Now, let’s examine the different words and feelings expressed in reviews from movies in either dataset. Hopefully there are clues in the text reviews that show why certain movies fall in to one dataset or the other. We created a wordcloud for the critics consensus of every movie in each of the datasets. We created two wordclouds for each dataset: one containing words that correspond with higher critic scores, and one that contains words corresponding with lower critic scores. For the first dataset (high disparity), the first wordcloud also corresponds with a low audience score, and the second wordcloud corresponds with a high audience score. For the second dataset (low disparity), it is the opposite.
From observing the left wordcloud above, it seems that critics value factors that may not have to do with the actual movie plot, such as the writer of the movie, the directors, the genre, and even the cast.

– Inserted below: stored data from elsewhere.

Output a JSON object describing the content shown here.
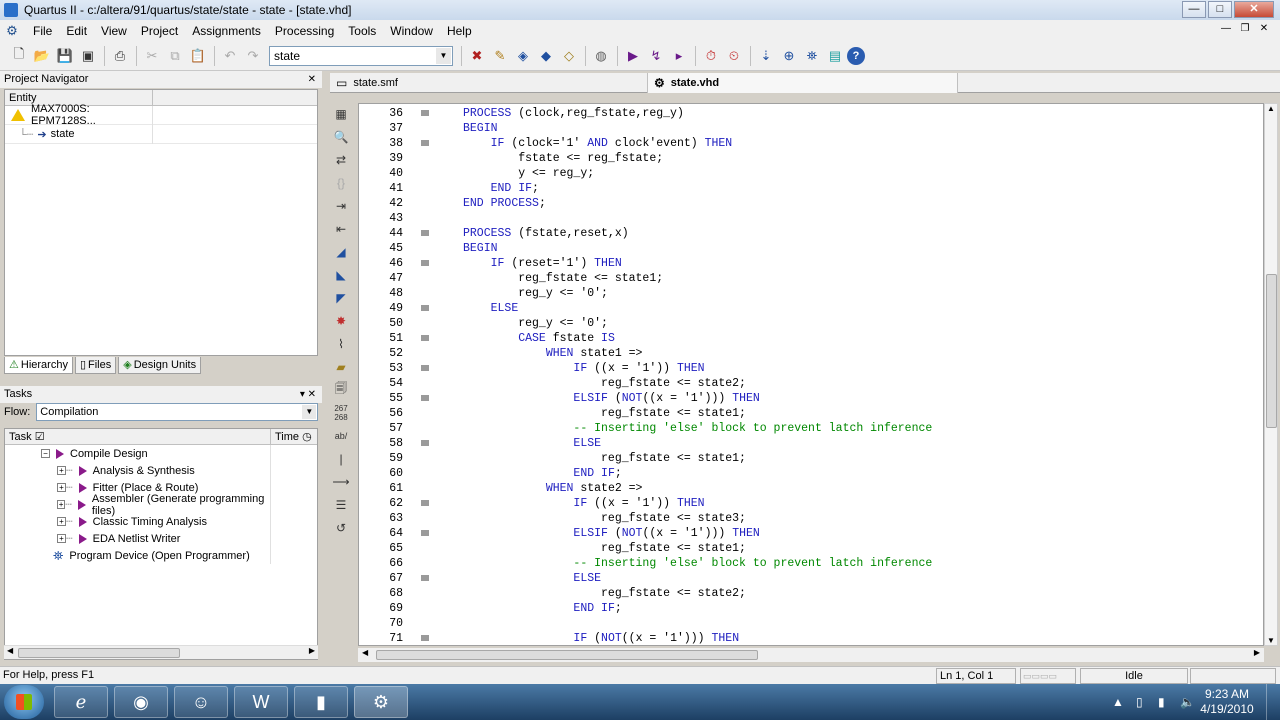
{
  "window": {
    "title": "Quartus II - c:/altera/91/quartus/state/state - state - [state.vhd]"
  },
  "menu": [
    "File",
    "Edit",
    "View",
    "Project",
    "Assignments",
    "Processing",
    "Tools",
    "Window",
    "Help"
  ],
  "toolbar": {
    "entity_combo": "state"
  },
  "project_navigator": {
    "title": "Project Navigator",
    "col_entity": "Entity",
    "device": "MAX7000S: EPM7128S...",
    "top_entity": "state",
    "tabs": [
      "Hierarchy",
      "Files",
      "Design Units"
    ]
  },
  "tasks": {
    "title": "Tasks",
    "flow_label": "Flow:",
    "flow_value": "Compilation",
    "col_task": "Task",
    "col_time": "Time",
    "items": [
      {
        "label": "Compile Design",
        "level": 0
      },
      {
        "label": "Analysis & Synthesis",
        "level": 1
      },
      {
        "label": "Fitter (Place & Route)",
        "level": 1
      },
      {
        "label": "Assembler (Generate programming files)",
        "level": 1
      },
      {
        "label": "Classic Timing Analysis",
        "level": 1
      },
      {
        "label": "EDA Netlist Writer",
        "level": 1
      },
      {
        "label": "Program Device (Open Programmer)",
        "level": 0
      }
    ]
  },
  "editor_tabs": [
    "state.smf",
    "state.vhd"
  ],
  "vtoolbar": {
    "line_counter": "267\n268",
    "ab_label": "ab/"
  },
  "code_lines": [
    {
      "n": "36",
      "fold": true,
      "code": "PROCESS (clock,reg_fstate,reg_y)"
    },
    {
      "n": "37",
      "fold": false,
      "code": "BEGIN"
    },
    {
      "n": "38",
      "fold": true,
      "code": "    IF (clock='1' AND clock'event) THEN"
    },
    {
      "n": "39",
      "fold": false,
      "code": "        fstate <= reg_fstate;"
    },
    {
      "n": "40",
      "fold": false,
      "code": "        y <= reg_y;"
    },
    {
      "n": "41",
      "fold": false,
      "code": "    END IF;"
    },
    {
      "n": "42",
      "fold": false,
      "code": "END PROCESS;"
    },
    {
      "n": "43",
      "fold": false,
      "code": ""
    },
    {
      "n": "44",
      "fold": true,
      "code": "PROCESS (fstate,reset,x)"
    },
    {
      "n": "45",
      "fold": false,
      "code": "BEGIN"
    },
    {
      "n": "46",
      "fold": true,
      "code": "    IF (reset='1') THEN"
    },
    {
      "n": "47",
      "fold": false,
      "code": "        reg_fstate <= state1;"
    },
    {
      "n": "48",
      "fold": false,
      "code": "        reg_y <= '0';"
    },
    {
      "n": "49",
      "fold": true,
      "code": "    ELSE"
    },
    {
      "n": "50",
      "fold": false,
      "code": "        reg_y <= '0';"
    },
    {
      "n": "51",
      "fold": true,
      "code": "        CASE fstate IS"
    },
    {
      "n": "52",
      "fold": false,
      "code": "            WHEN state1 =>"
    },
    {
      "n": "53",
      "fold": true,
      "code": "                IF ((x = '1')) THEN"
    },
    {
      "n": "54",
      "fold": false,
      "code": "                    reg_fstate <= state2;"
    },
    {
      "n": "55",
      "fold": true,
      "code": "                ELSIF (NOT((x = '1'))) THEN"
    },
    {
      "n": "56",
      "fold": false,
      "code": "                    reg_fstate <= state1;"
    },
    {
      "n": "57",
      "fold": false,
      "code": "                -- Inserting 'else' block to prevent latch inference"
    },
    {
      "n": "58",
      "fold": true,
      "code": "                ELSE"
    },
    {
      "n": "59",
      "fold": false,
      "code": "                    reg_fstate <= state1;"
    },
    {
      "n": "60",
      "fold": false,
      "code": "                END IF;"
    },
    {
      "n": "61",
      "fold": false,
      "code": "            WHEN state2 =>"
    },
    {
      "n": "62",
      "fold": true,
      "code": "                IF ((x = '1')) THEN"
    },
    {
      "n": "63",
      "fold": false,
      "code": "                    reg_fstate <= state3;"
    },
    {
      "n": "64",
      "fold": true,
      "code": "                ELSIF (NOT((x = '1'))) THEN"
    },
    {
      "n": "65",
      "fold": false,
      "code": "                    reg_fstate <= state1;"
    },
    {
      "n": "66",
      "fold": false,
      "code": "                -- Inserting 'else' block to prevent latch inference"
    },
    {
      "n": "67",
      "fold": true,
      "code": "                ELSE"
    },
    {
      "n": "68",
      "fold": false,
      "code": "                    reg_fstate <= state2;"
    },
    {
      "n": "69",
      "fold": false,
      "code": "                END IF;"
    },
    {
      "n": "70",
      "fold": false,
      "code": ""
    },
    {
      "n": "71",
      "fold": true,
      "code": "                IF (NOT((x = '1'))) THEN"
    }
  ],
  "status": {
    "help": "For Help, press F1",
    "position": "Ln 1, Col 1",
    "state": "Idle"
  },
  "taskbar": {
    "time": "9:23 AM",
    "date": "4/19/2010"
  }
}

Obviously there is some correlation between these factors and how the movie turns out, but since the critics mention this a lot in their analysis, it seems that sometimes certain A-list actors, directors, and writers can influence the rating with their name itself. On the other hand, the right wordcloud above shows that critics don’t seem to value comedy movies, predictable movies, teen movies, and formulaic movies. However, it makes sense why audiences might actually enjoy these movies, as sometimes we as movie-watchers enjoy something that will make us laugh or movies that we can follow easily. Additionally, almost all critics are not teenagers, which would make sense why they might like teen movies, despite the common teenager finding them very relatable.
From observing the wordclouds corresponding to movies with a low disparity, we notice that both critics and audiences alike value strong, powerful performances by actors and characters. Also, movies that are invoke emotion, are gripping, or are just considered film classics are highly touted by both sides. On the other hand, both critics and audiences agree that movies that are hollow, don’t invoke emotion, cheesy, and underdeveloped should not be considered great movies.

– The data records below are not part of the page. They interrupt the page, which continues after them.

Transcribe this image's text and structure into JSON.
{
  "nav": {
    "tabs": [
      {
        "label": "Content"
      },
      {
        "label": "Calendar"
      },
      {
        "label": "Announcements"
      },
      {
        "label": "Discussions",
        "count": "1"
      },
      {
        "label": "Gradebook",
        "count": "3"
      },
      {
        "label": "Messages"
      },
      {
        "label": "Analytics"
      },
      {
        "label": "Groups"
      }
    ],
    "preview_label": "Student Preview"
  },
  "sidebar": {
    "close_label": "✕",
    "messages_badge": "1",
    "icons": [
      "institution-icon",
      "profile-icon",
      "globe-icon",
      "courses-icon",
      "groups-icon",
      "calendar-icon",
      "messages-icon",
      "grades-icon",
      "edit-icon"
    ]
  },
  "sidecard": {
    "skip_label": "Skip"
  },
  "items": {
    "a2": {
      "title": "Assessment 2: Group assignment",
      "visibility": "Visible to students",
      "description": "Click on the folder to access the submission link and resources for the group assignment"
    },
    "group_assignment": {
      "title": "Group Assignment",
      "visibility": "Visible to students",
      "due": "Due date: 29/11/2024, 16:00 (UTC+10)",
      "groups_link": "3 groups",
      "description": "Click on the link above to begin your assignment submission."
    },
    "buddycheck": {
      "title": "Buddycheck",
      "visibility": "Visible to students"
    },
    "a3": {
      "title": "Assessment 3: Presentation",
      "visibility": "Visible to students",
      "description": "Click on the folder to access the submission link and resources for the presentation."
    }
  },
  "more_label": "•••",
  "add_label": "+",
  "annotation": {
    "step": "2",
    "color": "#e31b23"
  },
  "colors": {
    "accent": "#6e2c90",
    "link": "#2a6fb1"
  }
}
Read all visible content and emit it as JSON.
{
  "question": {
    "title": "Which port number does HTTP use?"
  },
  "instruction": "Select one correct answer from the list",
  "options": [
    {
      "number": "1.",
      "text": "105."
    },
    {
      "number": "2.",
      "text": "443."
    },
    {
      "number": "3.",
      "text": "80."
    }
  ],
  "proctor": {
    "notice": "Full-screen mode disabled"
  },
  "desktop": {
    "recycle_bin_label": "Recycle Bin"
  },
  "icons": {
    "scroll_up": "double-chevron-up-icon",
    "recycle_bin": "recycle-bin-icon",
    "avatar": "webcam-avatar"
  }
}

From our exploration of the wordclouds above, we gained a major insight: factors such as certain genres, directors, writers, and cast could explain the disparity between critics and audiences. Maybe the average audience member prefers certain genres (comedy), while the average critic prefers something more involved (thriller, crime, horror). We will create a predictive model using these variables to see if our intuition is correct.
We immediately see that there are very strong correlations between certain genres and audience rating (directors and writers are cut out of the image above for space reasons). As hypothesized, comedy and kids&family are loved by audiences, but are not generally considered critically acclaimed. Similarly, mystery, classics, and cult movies are loved by critics but not so much by fans. Chris Columbus stands our as a director that audiences love, but critics are not a fan of.
For movies that are loved by critics and audiences alike, only animated movies and dramas seemed to be highly agreed upon. Every other genre has a negative correlation with audience rating (and by association, critics rating). Al Pacino is one director who stands out as beloved by critics and audiences alike.
I hope you enjoyed reading my analysis of Rotten Tomatoes scores!